Delegates from 200 nations have gathered in Qatar for two-week talks to try to agree a symbolic extension of the U.N. Kyoto Protocol, a treaty that obliges about 35 developed nations to cut their greenhouse gas emissions.
But any hope that the location of the talks might spur countries in the region to unveil new ambitious climate change measures had so far come to nothing, delegates said.
Qatar, the host, has come in for particular criticism
“Greenpeace believes these efforts fall well short of a comprehensive, ambitious national pledge that could help move the climate negotiations forward,” Hoda Baraka, communications officer for the Greenpeace Arab World Project, said of Qatar's promises.
“We expect Arab states to play a leading and proactive role in the time that remains in reaching a successful conclusion to the negotiations,” she said.
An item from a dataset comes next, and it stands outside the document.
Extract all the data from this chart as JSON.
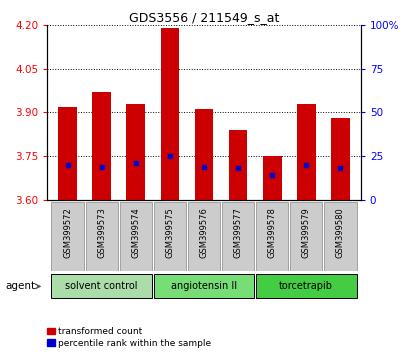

The talks are scheduled to end on Friday, but OPEC member Qatar has so far failed to set clear targets for reducing its own greenhouse gas emissions, arguing that its liquefied natural gas exports mean it is already doing its bit by helping other nations turn away from more polluting coal.
Qatar has made some efforts; the tiny Gulf state has promised to raise the proportion of electricity generated via solar power to 16 percent by 2018, and on Wednesday said it would establish a climate change research center with Germany’s Potsdam Institute that would house 200 researchers in Doha.
But campaigners said they expected more from a country with the world’s highest gross domestic product and the highest emissions level per-capita at a time when the global spotlight was on the region.